A short summary of the lab section

Perspective:

  • actual bioinformatics workflows have many steps, however you slice it
  • the individual steps are often not that interesting, but you do need to know how to:
    1. figure out what they are
    2. understand what they're meant to do
    3. know how to adjust parameters
  • your future is not 3-6 samples, but rather 100-300; automated workflows help you scale.

General commentary and advice:

  • many moving parts to a real workflow (whether automated or not)
  • treat it as something you can poke and test and tweak!
  • learn where the experimental knobs are: how to add samples, adjust cutoffs, etc.

My main advice to you is this:

  • run a complete end-to-end analysis of your data first, before exploring parameters
  • only then go back and start thinking about optimizing individual steps;
  • this is because the large majority of the time, your data or your interpretation will be more of a problem than your bioinformatics workflow

How can you get more practice on this stuff? My first recommendation is to do something, anything and then work through any problems you have ;). If you don't practice this stuff, you will not learn it.
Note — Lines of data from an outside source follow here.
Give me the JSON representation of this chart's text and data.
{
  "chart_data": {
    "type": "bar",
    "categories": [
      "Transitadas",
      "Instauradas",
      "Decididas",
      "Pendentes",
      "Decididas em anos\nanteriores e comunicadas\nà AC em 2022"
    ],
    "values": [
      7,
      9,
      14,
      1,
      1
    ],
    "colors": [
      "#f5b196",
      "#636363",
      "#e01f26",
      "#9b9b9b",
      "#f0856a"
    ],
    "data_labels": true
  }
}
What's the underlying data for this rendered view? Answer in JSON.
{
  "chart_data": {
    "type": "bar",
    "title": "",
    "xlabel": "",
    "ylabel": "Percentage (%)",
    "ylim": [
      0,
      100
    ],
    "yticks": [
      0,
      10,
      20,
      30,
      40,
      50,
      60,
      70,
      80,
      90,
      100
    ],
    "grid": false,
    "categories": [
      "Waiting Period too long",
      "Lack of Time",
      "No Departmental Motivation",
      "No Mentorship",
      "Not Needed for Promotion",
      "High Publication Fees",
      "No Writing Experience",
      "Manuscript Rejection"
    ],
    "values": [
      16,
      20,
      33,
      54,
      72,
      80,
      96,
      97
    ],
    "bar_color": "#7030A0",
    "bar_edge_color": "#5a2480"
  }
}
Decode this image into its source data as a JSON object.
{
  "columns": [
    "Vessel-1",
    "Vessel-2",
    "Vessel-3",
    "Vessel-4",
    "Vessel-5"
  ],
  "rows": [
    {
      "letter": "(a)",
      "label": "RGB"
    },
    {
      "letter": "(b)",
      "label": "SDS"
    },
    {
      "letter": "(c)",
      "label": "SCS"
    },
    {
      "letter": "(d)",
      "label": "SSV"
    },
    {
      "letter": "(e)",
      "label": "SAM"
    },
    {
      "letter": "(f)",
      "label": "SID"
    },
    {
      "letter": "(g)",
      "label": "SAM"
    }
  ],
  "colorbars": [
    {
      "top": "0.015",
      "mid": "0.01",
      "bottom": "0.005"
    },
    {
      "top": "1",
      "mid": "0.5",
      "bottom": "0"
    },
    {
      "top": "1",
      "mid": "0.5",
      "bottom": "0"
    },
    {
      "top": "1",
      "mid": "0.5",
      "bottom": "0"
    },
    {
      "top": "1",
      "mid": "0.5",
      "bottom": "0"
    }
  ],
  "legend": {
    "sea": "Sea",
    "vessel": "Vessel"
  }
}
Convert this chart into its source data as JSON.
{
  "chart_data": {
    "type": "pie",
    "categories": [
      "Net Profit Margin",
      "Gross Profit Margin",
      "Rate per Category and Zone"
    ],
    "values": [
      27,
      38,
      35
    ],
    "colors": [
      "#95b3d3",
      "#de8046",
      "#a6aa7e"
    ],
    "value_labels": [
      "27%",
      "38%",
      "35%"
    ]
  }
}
DataLab runs various workshops and trainings, and there are some good intro R and Python workshops here!

Peer Organized 'Omics Help

You might also be interested in this:

Hello fellow computational academics!

A few graduate students and I have recently gotten together and started up a bioinformatics work group named Peer Organized 'Omics Help (POOH for short). The purpose of this group is to provide a space for grad students and other academic researchers to get together and help each other with code and various types of computer work. As the name implies, we are mostly focused on the analysis of various types of 'omics data, but can be convinced to consider other datasets! This can also be a great opportunity to get additional help with our course material or ideas of how to implement our course material in your own research.

If this sounds like something that interests you, please feel free to drop by! We are currently meeting every Thursday at 2:00 pm in the data lab classroom (Shields 360). You are also welcome to join via zoom (https://ucdavis.zoom.us/j/96875291856). There is also a slack page where you can post questions and get help (https://join.slack.com/t/peerorganized-vup8803/shared_invite/zt-1pttsrclv-zh6vVnyY6~wtPkxAEmYKsA)!

Feel free to email me at [email protected] if you have any questions.

Hope to see you there!

Appendix: homework #2 stuff

Use:

module load rstudio-server/2022.12.0
rstudio-launch

to run RStudio not in a conda environment.

To run it in a conda environment, use conda run ... as at the beginning of these notes.

Appendix: isoform quantification

See Comparative evaluation of full-length isoform quantification from RNA-Seq:

Salmon, kallisto, RSEM, and Cufflinks exhibit the highest accuracy on idealized data, while on more realistic data they do not perform dramatically better than the simple approach. We determine the structural parameters with the greatest impact on quantification accuracy to be length and sequence compression complexity and not so much the number of isoforms. The effect of incomplete annotation on performance is also investigated. Overall, the tested methods show sufficient divergence from the truth to suggest that full-length isoform quantification and isoform level DE should still be employed selectively.